Although many internationally adopted children will adjust beautifully to new families and homes, it can be a struggle for a while. As always, difficulty to adjust in and of itself is no reason for a placement to be dissolved. It’s only when a child’s behavior becomes a serious threat and hasn’t improved with significant time and therapy that this option would even be considered.

Improved support for international birth families, foster families and child care facilities is one of the best ways to help children develop healthy attachments with consistent caregivers while they’re young to benefit their long-term emotional wellbeing.

5. Legal steps were skipped or circumvented.

This typically only happens in adoptions that are completed without the guidance of an experienced agency or professional in either country. However, important steps may also be glossed over by adoptive parents in an attempt to expedite the adoption process.

There are so many legal steps involved in international adoption.
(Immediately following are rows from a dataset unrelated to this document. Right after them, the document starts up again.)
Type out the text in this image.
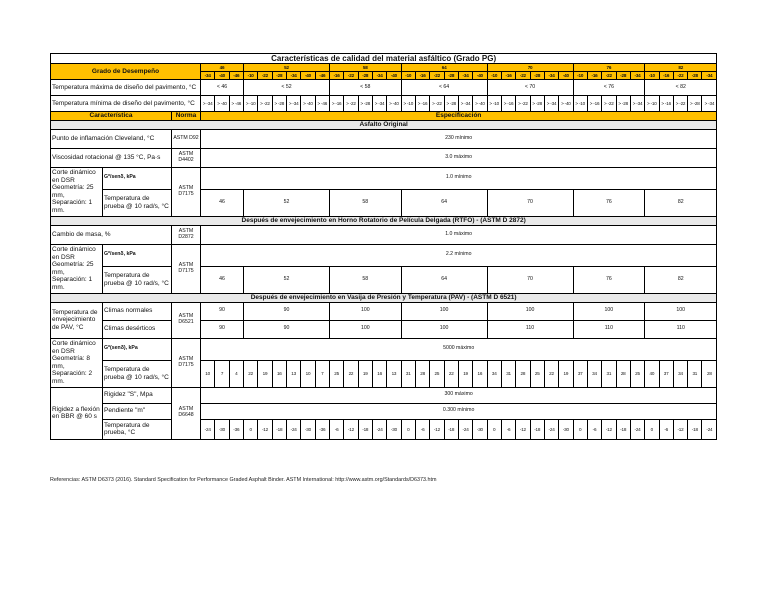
Características de calidad del material asfáltico (Grado PG)																																						
Grado de Desempeño			46			52						58					64						70						76					82				
			-34	-40	-46	-10	-22	-28	-34	-40	-46	-16	-22	-28	-34	-40	-10	-16	-22	-28	-34	-40	-10	-16	-22	-28	-34	-40	-10	-16	-22	-28	-34	-10	-16	-22	-28	-34
Temperatura máxima de diseño del pavimento, °C			< 46			< 52						< 58					< 64						< 70						< 76					< 82				
Temperatura mínima de diseño del pavimento, °C			> -34	> -40	> -46	> -10	> -22	> -28	> -34	> -40	> -46	> -16	> -22	> -28	> -34	> -40	> -10	> -16	> -22	> -28	> -34	> -40	> -10	> -16	> -22	> -28	> -34	> -40	> -10	> -16	> -22	> -28	> -34	> -10	> -16	> -22	> -28	> -34
Característica		Norma	Especificación																																			
Asfalto Original																																						
Punto de inflamación Cleveland, °C		ASTM D92	230 mínimo																																			
Viscosidad rotacional @ 135 °C, Pa·s		ASTM D4402	3.0 máximo																																			
Corte dinámico en DSR Geometría: 25 mm, Separación: 1 mm.	G*/senδ, kPa	ASTM D7175	1.0 mínimo																																			
	Temperatura de prueba @ 10 rad/s, °C		46			52						58					64						70						76					82				
Después de envejecimiento en Horno Rotatorio de Película Delgada (RTFO) - (ASTM D 2872)																																						
Cambio de masa, %		ASTM D2872	1.0 máximo																																			
Corte dinámico en DSR Geometría: 25 mm, Separación: 1 mm.	G*/senδ, kPa	ASTM D7175	2.2 mínimo																																			
	Temperatura de prueba @ 10 rad/s, °C		46			52						58					64						70						76					82				
Después de envejecimiento en Vasija de Presión y Temperatura (PAV) - (ASTM D 6521)																																						
Temperatura de envejecimiento de PAV, °C	Climas normales	ASTM D6521	90			90						100					100						100						100					100				
	Climas desérticos		90			90						100					100						110						110					110				
Corte dinámico en DSR Geometría: 8 mm, Separación: 2 mm.	G*(senδ), kPa	ASTM D7175	5000 máximo																																			
	Temperatura de prueba @ 10 rad/s, °C		10	7	4	22	19	16	13	10	7	25	22	19	16	13	31	28	25	22	19	16	34	31	28	25	22	19	37	34	31	28	25	40	37	34	31	28
Rigidez a flexión en BBR @ 60 s	Rigidez "S", Mpa	ASTM D6648	300 máximo																																			
	Pendiente "m"		0.300 mínimo																																			
	Temperatura de prueba, °C		-24	-30	-36	0	-12	-18	-24	-30	-36	-6	-12	-18	-24	-30	0	-6	-12	-18	-24	-30	0	-6	-12	-18	-24	-30	0	-6	-12	-18	-24	0	-6	-12	-18	-24
Referencias: ASTM D6373 (2016). Standard Specification for Performance Graded Asphalt Binder. ASTM International: http://www.astm.org/Standards/D6373.htm
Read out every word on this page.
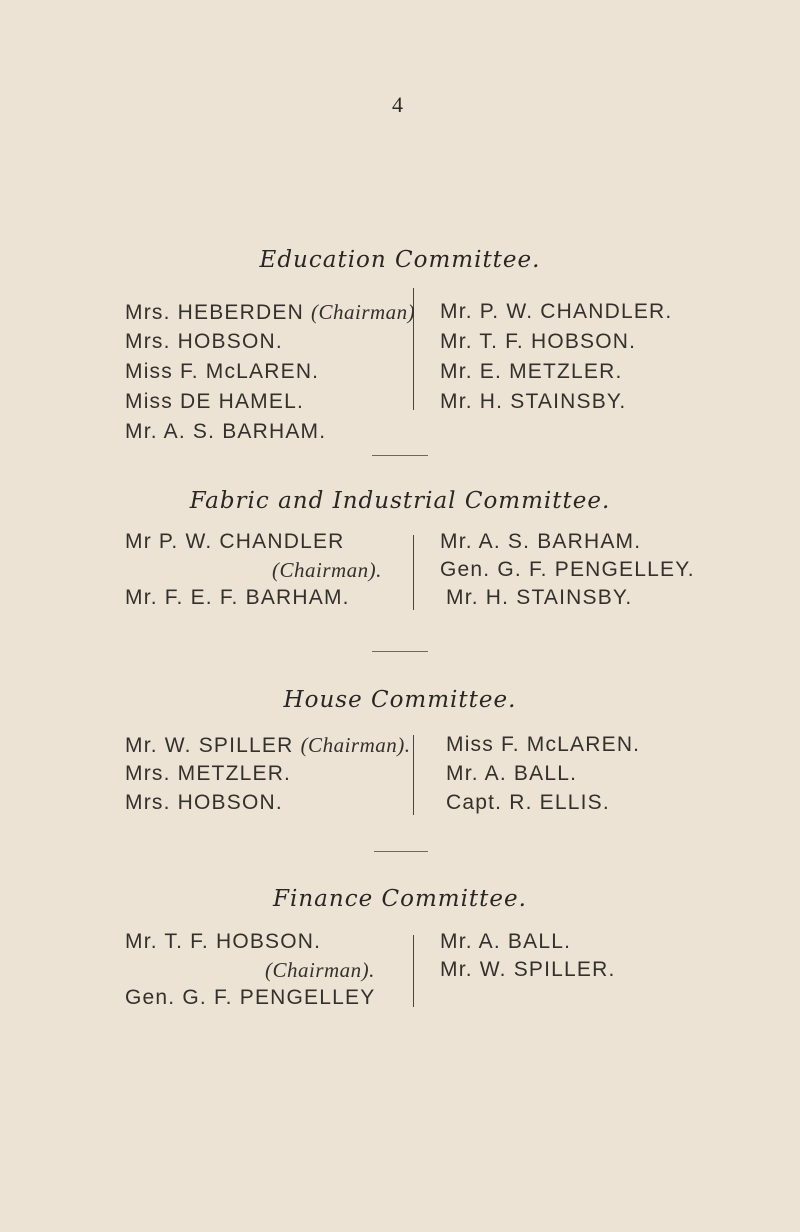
4
Education Committee.
Mrs. HEBERDEN (Chairman)
Mrs. HOBSON.
Miss F. McLAREN.
Miss DE HAMEL.
Mr. A. S. BARHAM.
Mr. P. W. CHANDLER.
Mr. T. F. HOBSON.
Mr. E. METZLER.
Mr. H. STAINSBY.
Fabric and Industrial Committee.
Mr P. W. CHANDLER
(Chairman).
Mr. F. E. F. BARHAM.
Mr. A. S. BARHAM.
Gen. G. F. PENGELLEY.
Mr. H. STAINSBY.
House Committee.
Mr. W. SPILLER (Chairman).
Mrs. METZLER.
Mrs. HOBSON.
Miss F. McLAREN.
Mr. A. BALL.
Capt. R. ELLIS.
Finance Committee.
Mr. T. F. HOBSON.
(Chairman).
Gen. G. F. PENGELLEY
Mr. A. BALL.
Mr. W. SPILLER.
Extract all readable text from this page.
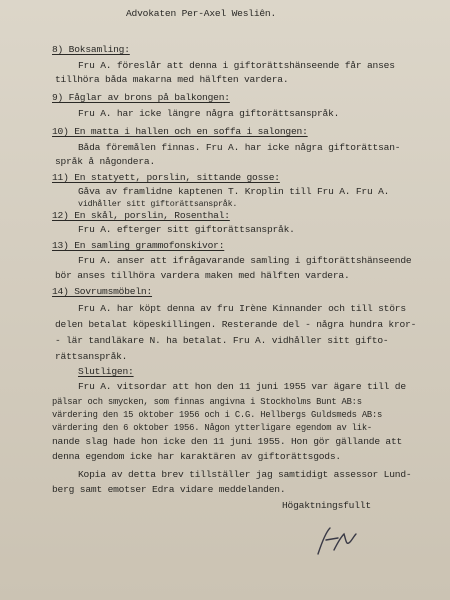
Advokaten Per-Axel Wesliên.
8) Boksamling:
Fru A. föreslår att denna i giftorättshänseende får anses
tillhöra båda makarna med hälften vardera.
9) Fåglar av brons på balkongen:
Fru A. har icke längre några giftorättsanspråk.
10) En matta i hallen och en soffa i salongen:
Båda föremålen finnas. Fru A. har icke några giftorättsan-
språk å någondera.
11) En statyett, porslin, sittande gosse:
Gåva av framlidne kaptenen T. Kroplin till Fru A. Fru A.
vidhåller sitt giftorättsanspråk.
12) En skål, porslin, Rosenthal:
Fru A. efterger sitt giftorättsanspråk.
13) En samling grammofonskivor:
Fru A. anser att ifrågavarande samling i giftorättshänseende
bör anses tillhöra vardera maken med hälften vardera.
14) Sovrumsmöbeln:
Fru A. har köpt denna av fru Irène Kinnander och till störs
delen betalat köpeskillingen. Resterande del - några hundra kror-
- lär tandläkare N. ha betalat. Fru A. vidhåller sitt gifto-
rättsanspråk.
Slutligen:
Fru A. vitsordar att hon den 11 juni 1955 var ägare till de
pälsar och smycken, som finnas angivna i Stockholms Bunt AB:s
värdering den 15 oktober 1956 och i C.G. Hellbergs Guldsmeds AB:s
värdering den 6 oktober 1956. Någon ytterligare egendom av lik-
nande slag hade hon icke den 11 juni 1955. Hon gör gällande att
denna egendom icke har karaktären av giftorättsgods.
Kopia av detta brev tillställer jag samtidigt assessor Lund-
berg samt emotser Edra vidare meddelanden.
Högaktningsfullt
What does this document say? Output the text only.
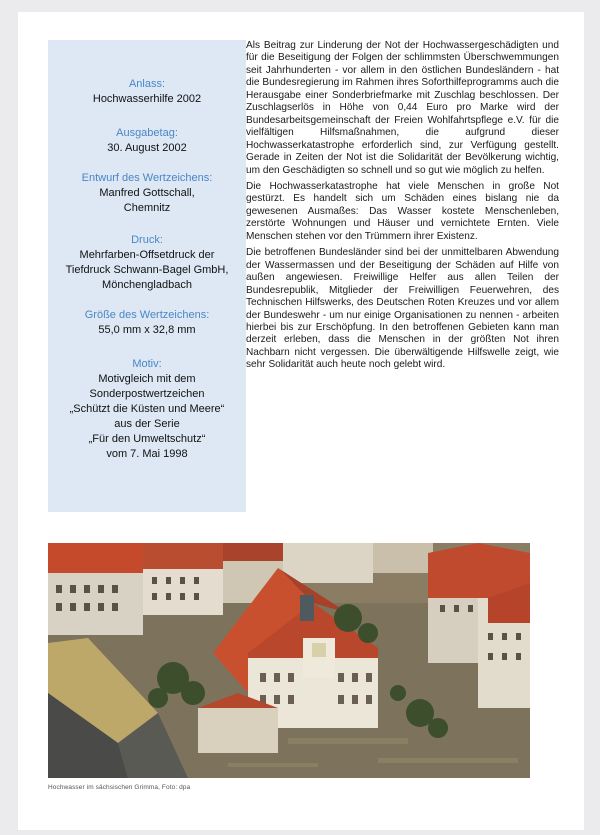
Anlass:
Hochwasserhilfe 2002
Ausgabetag:
30. August 2002
Entwurf des Wertzeichens:
Manfred Gottschall,
Chemnitz
Druck:
Mehrfarben-Offsetdruck der
Tiefdruck Schwann-Bagel GmbH,
Mönchengladbach
Größe des Wertzeichens:
55,0 mm x 32,8 mm
Motiv:
Motivgleich mit dem
Sonderpostwertzeichen
„Schützt die Küsten und Meere“
aus der Serie
„Für den Umweltschutz“
vom 7. Mai 1998

Als Beitrag zur Linderung der Not der Hochwassergeschädigten und für die Beseitigung der Folgen der schlimmsten Überschwemmungen seit Jahrhunderten - vor allem in den östlichen Bundesländern - hat die Bundesregierung im Rahmen ihres Soforthilfeprogramms auch die Herausgabe einer Sonderbriefmarke mit Zuschlag beschlossen. Der Zuschlagserlös in Höhe von 0,44 Euro pro Marke wird der Bundesarbeitsgemeinschaft der Freien Wohlfahrtspflege e.V. für die vielfältigen Hilfsmaßnahmen, die aufgrund dieser Hochwasserkatastrophe erforderlich sind, zur Verfügung gestellt. Gerade in Zeiten der Not ist die Solidarität der Bevölkerung wichtig, um den Geschädigten so schnell und so gut wie möglich zu helfen.

Die Hochwasserkatastrophe hat viele Menschen in große Not gestürzt. Es handelt sich um Schäden eines bislang nie da gewesenen Ausmaßes: Das Wasser kostete Menschenleben, zerstörte Wohnungen und Häuser und vernichtete Ernten. Viele Menschen stehen vor den Trümmern ihrer Existenz.

Die betroffenen Bundesländer sind bei der unmittelbaren Abwendung der Wassermassen und der Beseitigung der Schäden auf Hilfe von außen angewiesen. Freiwillige Helfer aus allen Teilen der Bundesrepublik, Mitglieder der Freiwilligen Feuerwehren, des Technischen Hilfswerks, des Deutschen Roten Kreuzes und vor allem der Bundeswehr - um nur einige Organisationen zu nennen - arbeiten hierbei bis zur Erschöpfung. In den betroffenen Gebieten kann man derzeit erleben, dass die Menschen in der größten Not ihren Nachbarn nicht vergessen. Die überwältigende Hilfswelle zeigt, wie sehr Solidarität auch heute noch gelebt wird.

Hochwasser im sächsischen Grimma, Foto: dpa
Small but important errors in the process could include improperly filed paperwork, incorrectly obtained visas, failure to comply with international processes and more.

Cutting corners could ultimately put the legality of an adoption in jeopardy. Some of those horror stories of internationally adopted infants, now American adults, being deported could have been prevented with a correct re-adoption process on U.S. soil. That’s why it’s so important to work with a diligent adoption professional that will make sure you complete the correct steps.

Sometimes, despite all the best planning, support and effort, an adoption may be disrupted for some reason. However, there are steps you can take to reduce the risk of a disrupted adoption as much as possible. Choose your international adoption agency carefully, ask plenty of questions and to make sure you’re educated about the process and about the child you may bring home.